Pennsylvania's DHS licenses two different non-nursing senior care categories — here's how a Personal Care Home differs from an Assisted Living Residence, and where memory care fits.
By Philly Senior Advisor Care Team — Licensing & Memory Care Team · March 28, 2026
In Pennsylvania, the state Department of Human Services (DHS) licenses two distinct categories of non-nursing residential senior care: the Personal Care Home (PCH), regulated under 55 Pa. Code Chapter 2600, and the Assisted Living Residence (ALR), regulated under 55 Pa. Code Chapter 2800 and established by Act 56 of 2007. Both can care for seniors who need help with daily activities, but ALRs are licensed to a higher standard — they must be able to accommodate residents with somewhat greater care needs and are required to offer a philosophy of resident-directed care, negotiated risk agreements, and specific physical-plant standards that go beyond what a PCH must provide.
In everyday marketing, many communities across Philadelphia, Montgomery, Bucks, Delaware, and Chester counties simply call themselves 'assisted living' regardless of which of the two licenses they actually hold — so the marketing name alone doesn't tell a family which regulatory category applies. Always ask directly: 'Are you licensed by DHS as a Personal Care Home or an Assisted Living Residence?' and verify the answer against the DHS facility license search.
Nursing homes are a completely separate category, licensed not by DHS but by the Pennsylvania Department of Health (DOH) under 28 Pa. Code Chapter 211, and they provide 24-hour skilled nursing care rather than the personal-care model of a PCH or ALR. It's a common mix-up: DHS handles Personal Care Homes and Assisted Living Residences, while DOH handles nursing homes — two different state agencies with two different inspection and enforcement processes. When checking a facility's record, make sure to search the right agency's database for the right type of license.

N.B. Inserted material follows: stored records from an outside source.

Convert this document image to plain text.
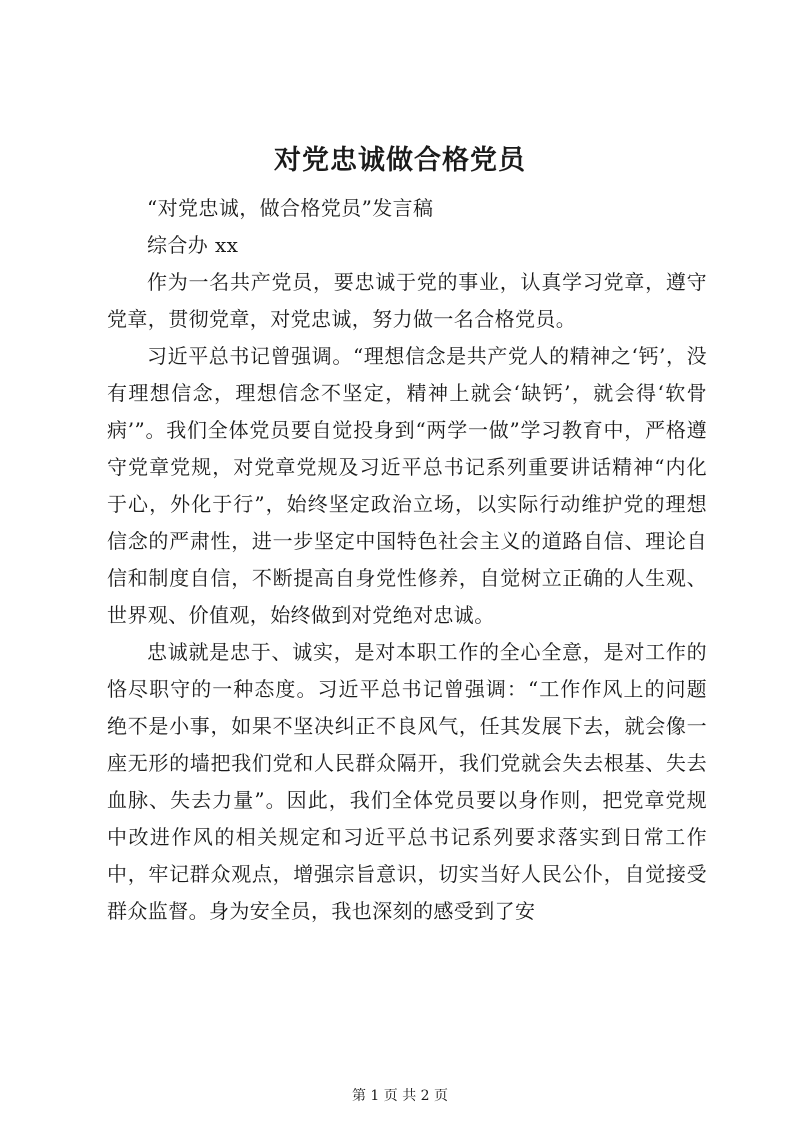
对党忠诚做合格党员

“对党忠诚，做合格党员”发言稿

综合办 xx

作为一名共产党员，要忠诚于党的事业，认真学习党章，遵守党章，贯彻党章，对党忠诚，努力做一名合格党员。

习近平总书记曾强调。“理想信念是共产党人的精神之‘钙’，没有理想信念，理想信念不坚定，精神上就会‘缺钙’，就会得‘软骨病’”。我们全体党员要自觉投身到“两学一做”学习教育中，严格遵守党章党规，对党章党规及习近平总书记系列重要讲话精神“内化于心，外化于行”，始终坚定政治立场，以实际行动维护党的理想信念的严肃性，进一步坚定中国特色社会主义的道路自信、理论自信和制度自信，不断提高自身党性修养，自觉树立正确的人生观、世界观、价值观，始终做到对党绝对忠诚。

忠诚就是忠于、诚实，是对本职工作的全心全意，是对工作的恪尽职守的一种态度。习近平总书记曾强调：“工作作风上的问题绝不是小事，如果不坚决纠正不良风气，任其发展下去，就会像一座无形的墙把我们党和人民群众隔开，我们党就会失去根基、失去血脉、失去力量”。因此，我们全体党员要以身作则，把党章党规中改进作风的相关规定和习近平总书记系列要求落实到日常工作中，牢记群众观点，增强宗旨意识，切实当好人民公仆，自觉接受群众监督。身为安全员，我也深刻的感受到了安

第 1 页 共 2 页
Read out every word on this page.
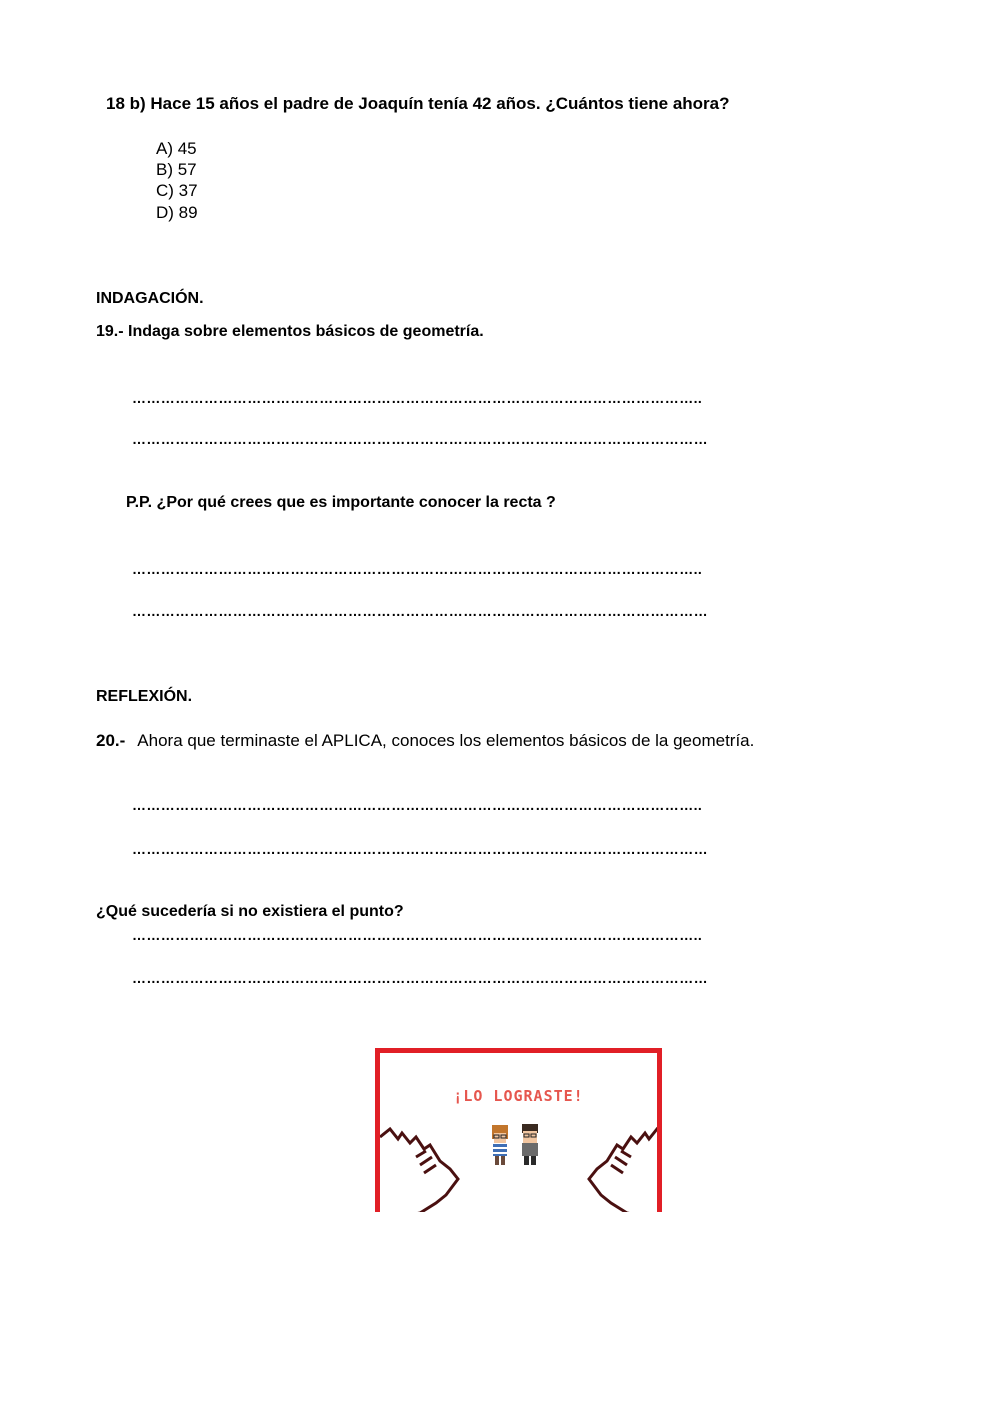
18 b) Hace 15 años el padre de Joaquín tenía 42 años. ¿Cuántos tiene ahora?
A) 45
B) 57
C) 37
D) 89
INDAGACIÓN.
19.- Indaga sobre elementos básicos de geometría.
………………………………………………………………………………………………………..
…………………………………………………………………………………………………………
P.P. ¿Por qué crees que es importante conocer la recta ?
………………………………………………………………………………………………………..
…………………………………………………………………………………………………………
REFLEXIÓN.
20.- Ahora que terminaste el APLICA, conoces los elementos básicos de la geometría.
………………………………………………………………………………………………………..
…………………………………………………………………………………………………………
¿Qué sucedería si no existiera el punto?
………………………………………………………………………………………………………..
…………………………………………………………………………………………………………
¡LO LOGRASTE!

Memory care in Pennsylvania isn't a separate license category — it's typically delivered inside a PCH or ALR that has a secured dementia-care unit and staff trained to the state's dementia-care curriculum requirements. When touring a memory-care unit, ask specifically what underlying DHS license the building holds (PCH or ALR), since that affects staffing ratios and the philosophy-of-care requirements that apply to the secured unit.